Chief Security Officer (CSO) Standard Revision: Advance Personal and Organizational Success – Seminar Recording
Michael Bouchard, Chief Security Officer, Sterling Global Operations, Inc., relates how he used the revised CSO standard to increase the visibility of his job and upgrade his position. While holding the title of Corporate Security Manager, a first line supervisor, Bouchard took the standard to his CEO and described how he was currently handling the specific job functions in the standard. At first, the discussion simply revolved around a change in title. But the analysis turned into a broader discussion on the role of security in today’s business environment: here’s what I am doing now; here’s what I could be doing; here’s what I should be doing; and benchmarking on what other CSOs accomplish. While the result led to his adopting the new title, Chief Security Officer, it also resulted in a 40 percent pay increase.

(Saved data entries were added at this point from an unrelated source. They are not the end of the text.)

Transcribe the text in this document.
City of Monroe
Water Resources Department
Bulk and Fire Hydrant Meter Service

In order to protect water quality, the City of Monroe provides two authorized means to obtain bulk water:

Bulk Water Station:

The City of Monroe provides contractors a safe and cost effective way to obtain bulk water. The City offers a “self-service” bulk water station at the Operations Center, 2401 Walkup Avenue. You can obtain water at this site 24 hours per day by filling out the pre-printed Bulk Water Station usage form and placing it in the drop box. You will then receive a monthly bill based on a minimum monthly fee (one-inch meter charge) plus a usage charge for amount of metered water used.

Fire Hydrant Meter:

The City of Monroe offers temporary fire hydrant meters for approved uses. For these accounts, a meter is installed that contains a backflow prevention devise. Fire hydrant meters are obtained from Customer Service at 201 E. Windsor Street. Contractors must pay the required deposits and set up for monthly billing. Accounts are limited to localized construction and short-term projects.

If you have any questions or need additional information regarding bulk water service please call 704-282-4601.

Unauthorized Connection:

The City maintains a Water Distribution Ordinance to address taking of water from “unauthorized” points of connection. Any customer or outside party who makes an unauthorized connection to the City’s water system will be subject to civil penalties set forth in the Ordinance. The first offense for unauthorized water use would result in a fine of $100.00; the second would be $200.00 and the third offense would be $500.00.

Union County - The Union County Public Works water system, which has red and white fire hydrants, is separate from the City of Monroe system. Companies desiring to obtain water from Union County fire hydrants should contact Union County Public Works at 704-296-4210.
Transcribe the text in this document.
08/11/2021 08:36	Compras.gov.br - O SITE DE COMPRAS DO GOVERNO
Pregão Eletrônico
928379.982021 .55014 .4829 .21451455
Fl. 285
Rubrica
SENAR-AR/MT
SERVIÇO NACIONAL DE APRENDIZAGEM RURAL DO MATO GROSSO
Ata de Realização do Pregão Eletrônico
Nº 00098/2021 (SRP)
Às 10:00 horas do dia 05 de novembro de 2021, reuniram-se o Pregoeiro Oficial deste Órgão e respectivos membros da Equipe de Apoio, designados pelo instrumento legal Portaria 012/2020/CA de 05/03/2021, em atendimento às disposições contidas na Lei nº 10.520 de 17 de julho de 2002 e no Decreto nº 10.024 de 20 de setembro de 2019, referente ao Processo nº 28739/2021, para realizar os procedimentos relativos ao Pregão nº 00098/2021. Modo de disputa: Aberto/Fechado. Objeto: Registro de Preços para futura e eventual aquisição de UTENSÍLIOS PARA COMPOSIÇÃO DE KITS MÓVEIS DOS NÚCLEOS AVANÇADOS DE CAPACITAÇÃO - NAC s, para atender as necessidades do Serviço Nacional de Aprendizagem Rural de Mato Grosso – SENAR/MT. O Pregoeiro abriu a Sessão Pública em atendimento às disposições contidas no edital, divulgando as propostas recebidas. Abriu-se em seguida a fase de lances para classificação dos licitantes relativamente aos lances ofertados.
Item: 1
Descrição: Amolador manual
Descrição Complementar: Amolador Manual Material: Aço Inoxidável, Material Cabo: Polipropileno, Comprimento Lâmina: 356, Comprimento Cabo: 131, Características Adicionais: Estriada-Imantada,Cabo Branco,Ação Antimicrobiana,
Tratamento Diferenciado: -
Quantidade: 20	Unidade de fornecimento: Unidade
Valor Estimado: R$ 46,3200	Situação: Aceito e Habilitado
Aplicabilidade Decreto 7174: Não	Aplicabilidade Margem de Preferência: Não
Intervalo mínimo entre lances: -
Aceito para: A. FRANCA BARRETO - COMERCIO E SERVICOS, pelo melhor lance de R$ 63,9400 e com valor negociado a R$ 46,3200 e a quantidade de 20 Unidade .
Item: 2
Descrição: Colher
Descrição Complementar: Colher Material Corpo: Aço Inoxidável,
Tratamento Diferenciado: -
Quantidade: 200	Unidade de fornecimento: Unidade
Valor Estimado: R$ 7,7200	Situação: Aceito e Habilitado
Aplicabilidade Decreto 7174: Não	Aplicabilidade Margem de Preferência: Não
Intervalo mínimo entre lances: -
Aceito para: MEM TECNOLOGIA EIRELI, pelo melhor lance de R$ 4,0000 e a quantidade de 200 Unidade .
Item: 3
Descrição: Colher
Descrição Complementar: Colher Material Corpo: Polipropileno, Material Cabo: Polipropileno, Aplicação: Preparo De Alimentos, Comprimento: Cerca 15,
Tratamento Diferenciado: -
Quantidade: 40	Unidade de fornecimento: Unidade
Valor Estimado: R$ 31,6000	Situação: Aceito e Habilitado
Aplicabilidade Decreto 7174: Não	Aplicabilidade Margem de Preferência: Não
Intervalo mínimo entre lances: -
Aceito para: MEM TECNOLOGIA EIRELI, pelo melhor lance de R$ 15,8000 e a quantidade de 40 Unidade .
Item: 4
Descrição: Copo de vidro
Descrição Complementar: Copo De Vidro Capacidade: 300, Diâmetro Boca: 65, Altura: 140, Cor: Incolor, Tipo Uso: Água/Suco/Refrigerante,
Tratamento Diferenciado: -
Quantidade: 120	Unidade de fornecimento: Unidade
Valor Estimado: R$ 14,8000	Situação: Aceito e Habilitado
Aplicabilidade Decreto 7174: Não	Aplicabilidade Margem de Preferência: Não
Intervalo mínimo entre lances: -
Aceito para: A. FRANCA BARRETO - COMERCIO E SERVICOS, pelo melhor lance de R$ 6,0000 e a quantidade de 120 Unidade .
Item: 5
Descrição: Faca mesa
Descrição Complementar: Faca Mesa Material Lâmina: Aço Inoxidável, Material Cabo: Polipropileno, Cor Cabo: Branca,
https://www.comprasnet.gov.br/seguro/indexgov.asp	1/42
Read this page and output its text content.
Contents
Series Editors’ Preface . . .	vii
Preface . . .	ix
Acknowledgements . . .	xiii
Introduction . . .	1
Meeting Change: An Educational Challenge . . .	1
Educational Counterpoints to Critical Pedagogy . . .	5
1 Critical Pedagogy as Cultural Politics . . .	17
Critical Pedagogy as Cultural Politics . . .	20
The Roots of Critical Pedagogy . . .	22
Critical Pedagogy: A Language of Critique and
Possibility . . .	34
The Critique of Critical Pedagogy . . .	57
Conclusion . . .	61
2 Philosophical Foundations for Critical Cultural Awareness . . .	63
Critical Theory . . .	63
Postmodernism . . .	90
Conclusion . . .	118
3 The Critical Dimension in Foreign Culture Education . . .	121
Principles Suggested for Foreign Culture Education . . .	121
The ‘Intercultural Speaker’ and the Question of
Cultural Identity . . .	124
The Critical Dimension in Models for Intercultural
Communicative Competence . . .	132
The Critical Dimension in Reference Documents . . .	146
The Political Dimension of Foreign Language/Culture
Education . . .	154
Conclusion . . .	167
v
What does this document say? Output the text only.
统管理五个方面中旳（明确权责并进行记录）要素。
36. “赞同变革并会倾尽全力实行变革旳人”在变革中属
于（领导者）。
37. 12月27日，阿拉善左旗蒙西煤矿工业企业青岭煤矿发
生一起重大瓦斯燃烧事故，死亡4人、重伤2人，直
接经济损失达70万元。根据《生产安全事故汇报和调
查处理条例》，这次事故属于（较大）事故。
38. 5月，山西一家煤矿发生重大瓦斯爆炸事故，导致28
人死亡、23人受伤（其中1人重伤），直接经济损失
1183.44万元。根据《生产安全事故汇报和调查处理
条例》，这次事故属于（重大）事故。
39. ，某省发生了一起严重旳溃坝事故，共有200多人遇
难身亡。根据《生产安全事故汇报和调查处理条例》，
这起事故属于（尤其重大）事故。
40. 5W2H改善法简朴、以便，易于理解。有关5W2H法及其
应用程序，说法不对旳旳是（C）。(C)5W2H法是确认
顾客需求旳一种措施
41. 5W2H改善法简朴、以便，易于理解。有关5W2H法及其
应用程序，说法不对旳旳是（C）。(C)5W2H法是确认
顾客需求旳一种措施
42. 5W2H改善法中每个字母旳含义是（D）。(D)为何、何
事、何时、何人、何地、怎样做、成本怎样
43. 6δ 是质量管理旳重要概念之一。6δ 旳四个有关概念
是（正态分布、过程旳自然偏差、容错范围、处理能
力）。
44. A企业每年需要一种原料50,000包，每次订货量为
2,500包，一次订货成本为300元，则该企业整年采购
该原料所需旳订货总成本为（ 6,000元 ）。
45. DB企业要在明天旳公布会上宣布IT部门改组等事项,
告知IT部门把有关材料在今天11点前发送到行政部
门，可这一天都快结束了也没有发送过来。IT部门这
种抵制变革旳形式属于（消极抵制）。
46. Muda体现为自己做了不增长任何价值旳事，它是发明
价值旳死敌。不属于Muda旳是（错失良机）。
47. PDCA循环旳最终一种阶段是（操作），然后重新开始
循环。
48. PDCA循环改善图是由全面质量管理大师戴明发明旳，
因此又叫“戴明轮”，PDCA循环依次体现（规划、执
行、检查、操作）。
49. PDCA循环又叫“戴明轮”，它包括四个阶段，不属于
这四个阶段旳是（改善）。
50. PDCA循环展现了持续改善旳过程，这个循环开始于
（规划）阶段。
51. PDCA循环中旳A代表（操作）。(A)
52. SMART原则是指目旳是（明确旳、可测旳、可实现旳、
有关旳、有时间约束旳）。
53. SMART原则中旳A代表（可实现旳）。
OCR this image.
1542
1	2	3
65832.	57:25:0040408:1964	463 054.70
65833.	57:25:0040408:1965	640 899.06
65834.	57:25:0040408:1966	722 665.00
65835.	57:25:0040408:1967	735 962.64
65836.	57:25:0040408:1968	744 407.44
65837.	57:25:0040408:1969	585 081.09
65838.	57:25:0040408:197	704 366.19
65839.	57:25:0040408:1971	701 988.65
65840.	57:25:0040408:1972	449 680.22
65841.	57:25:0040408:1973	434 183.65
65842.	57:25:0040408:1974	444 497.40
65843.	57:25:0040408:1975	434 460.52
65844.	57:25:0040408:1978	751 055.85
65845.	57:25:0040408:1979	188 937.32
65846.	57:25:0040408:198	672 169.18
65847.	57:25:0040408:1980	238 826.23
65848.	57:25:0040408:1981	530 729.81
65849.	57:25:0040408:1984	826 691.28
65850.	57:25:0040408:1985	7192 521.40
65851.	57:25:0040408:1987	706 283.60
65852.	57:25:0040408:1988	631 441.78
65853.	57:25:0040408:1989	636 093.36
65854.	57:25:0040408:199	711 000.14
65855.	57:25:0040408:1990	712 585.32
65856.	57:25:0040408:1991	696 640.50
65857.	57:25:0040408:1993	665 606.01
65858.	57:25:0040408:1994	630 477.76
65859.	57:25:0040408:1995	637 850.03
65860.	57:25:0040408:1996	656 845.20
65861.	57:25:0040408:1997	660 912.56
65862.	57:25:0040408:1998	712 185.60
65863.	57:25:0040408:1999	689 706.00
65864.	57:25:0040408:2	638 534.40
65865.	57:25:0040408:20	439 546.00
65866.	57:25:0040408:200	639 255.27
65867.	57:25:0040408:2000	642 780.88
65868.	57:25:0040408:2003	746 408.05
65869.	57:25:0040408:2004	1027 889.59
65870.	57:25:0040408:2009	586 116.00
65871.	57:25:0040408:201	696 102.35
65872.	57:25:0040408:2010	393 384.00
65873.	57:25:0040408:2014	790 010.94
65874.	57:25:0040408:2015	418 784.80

Bouchard also serves on the ASIS Commission on Standards and Guidelines and was involved in revising the 2008 CSO standard for about a year. A former law enforcement officer, Bouchard admits he learned the “security mindset” through access to industry contacts. Ultimately, he gravitated toward new security business models and strategies and embraced the concepts of enterprise risk management.
“As a business leader, I am part of the solution,” he says, not just a cost center. He equates his CSO position with the company’s CFO and CIO, all of whom focus on profit and losses, risks and margins, results and metrics. He also discusses how the standard can be used in succession planning, an important part of solidifying the leadership role of the enterprise security function.
This Standard should be reviewed in conjunction with the Seminar session. The speaker refers to specific content in the Standard and shows how its Model Position Description can be used to advance a security career. Bouchard describes how the Standard helped upper management understand the role of the Chief Security Officer and provided a template for Human Resources to shape a position description.
Sources of Information on Leadership (ASIS IRC Reference Guide)
A comprehensive review of the many books, Security Management articles, journals, ASIS Annual Seminar recorded sessions, and IRC security databases and catalog offerings pertaining to leadership has been compiled by the ASIS Information Resources Center (IRC). The PDF provides access to reports, essays, news, and opinions on leadership as an academic discipline, as a factor in organizational effectiveness, and as a path to career development.